Wanita itu membuka pintu mobilnya dan menguncinya sebelum melangkah masuk ke pintu lobi. “Apa ada yang bisa kubantu?”
“Aku ada satu pertanyaan singkat. Kuharap kau sedang tidak sibuk.”
“Aku baru sampai klinik, jadi aku masih punya waktu untukmu sebelum menemui pasienku.”
Ada hening sejenak sebelum Julie melanjutkan lagi.
“On second thought... tidak apa-apa. Lupakan saja. Terima kasih, Dokter.”
Sambungan telepon terputus, meninggalkan Dokter Octa yang kebingungan dengan percakapan itu.
Julie sendiri hanya mengusap wajahnya dengan frustrasi, karena ia masih tidak bisa menarik logika dari pertemuannya dengan Billy semalam.
“Apa aku sudah benar-benar gila sekarang?” ujar Julie pada dirinya sendiri. Pertama kali ia berhalusinasi adalah ketika ia melihat sosok Owen di beberapa penjuru rumahnya beberapa minggu setelah kematiannya. Dan alih-alih merasa takut, Julie malah senang dengan apa yang ia saksikan. Setidaknya ia masih bisa melihat wujud Owen meski dalam keadaan halusinasi. Hanya saja, ia tidak pernah bisa mendekati Owen. Setiap kali ia menghampiri atau memanggil sosok Owen, hal berikutnya yang ia tahu adalah bahwa tidak ada siapapun di sana dan kemudian perasaannya terluka lagi persis seperti saat ia mendengar kabar kematian Owen.
Halusinasi Owen ini menjadi siklus beracun tanpa henti.
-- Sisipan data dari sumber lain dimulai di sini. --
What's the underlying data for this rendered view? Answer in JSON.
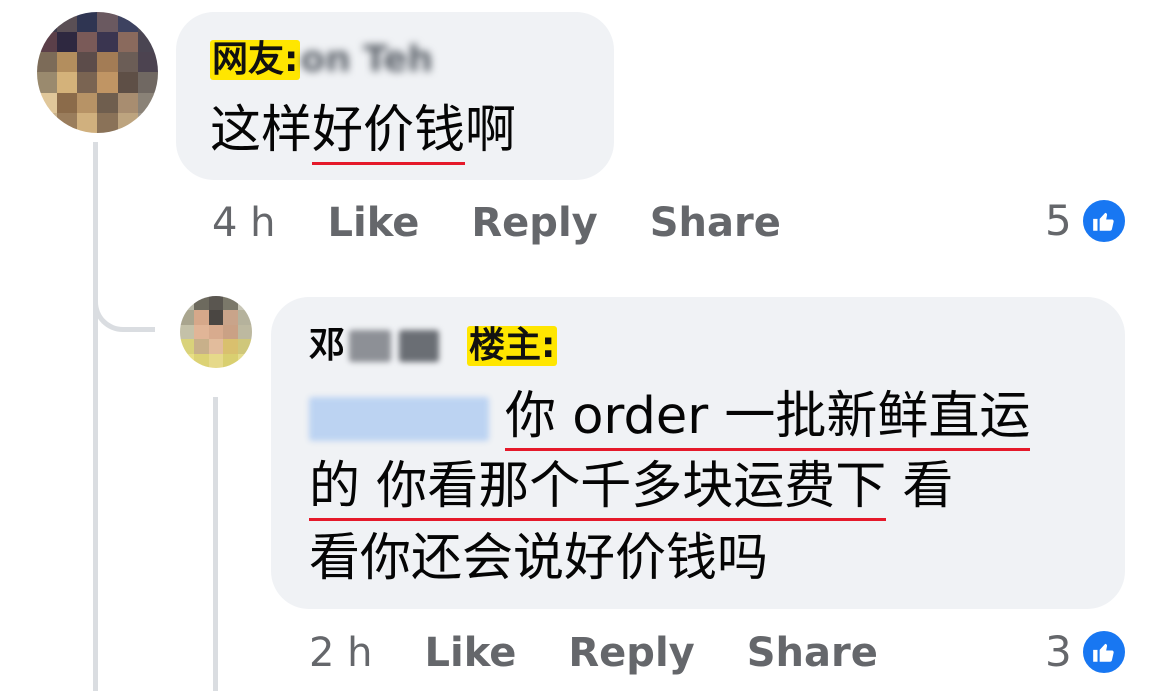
{
  "colors": {
    "bubble": "#f0f2f5",
    "meta_text": "#65676b",
    "like_blue": "#1877f2",
    "tag_yellow": "#ffe600",
    "underline_red": "#e5192a"
  },
  "comments": [
    {
      "tag": "网友:",
      "name_blurred": "on Teh",
      "text_parts": [
        "这样",
        "好价钱",
        "啊"
      ],
      "time": "4 h",
      "actions": {
        "like": "Like",
        "reply": "Reply",
        "share": "Share"
      },
      "reaction_count": "5",
      "reaction_icon": "like-icon"
    },
    {
      "surname": "邓",
      "tag": "楼主:",
      "line1_text": "你 order 一批新鲜直运",
      "line2_underlined": "的 你看那个千多块运费下",
      "line2_rest": " 看",
      "line3": "看你还会说好价钱吗",
      "time": "2 h",
      "actions": {
        "like": "Like",
        "reply": "Reply",
        "share": "Share"
      },
      "reaction_count": "3",
      "reaction_icon": "like-icon"
    }
  ]
}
Tetapi, setidaknya Julie tahu bahwa yang ia alami tidak nyata.
Bagaimana ia menjelaskan apa yang terjadi semalam? Billy benar-benar membuktikan bahwa ia datang dari dunia yang berbeda dari Julie. Apa yang ia rasakan kemarin bukan sebuah halusinasi. Namun, kenapa Billy datang kepadanya? Dan apa maksudnya dengan meminta bantuan Julie untuk mencari tahu soal kematiannya?
Julie sekarang menyesal karena ia tidak bertanya-tanya lebih lanjut padanya semalam.
Ia tahu bahwa orang-orang mengatainya di belakang sejak penyakit insomnia dan kesehatan mentalnya terungkap ke seluruh sudut kota, tetapi Julie tidak mengacuhkannya karena mereka tidak tahu sedikitpun mengenai dirinya. Namun jika ia sekarang sudah bisa melihat dan berinteraksi dengan hal yang normalnya tidak nyata oleh orang lain, mungkin ada sesuatu di dalam dirinya yang salah.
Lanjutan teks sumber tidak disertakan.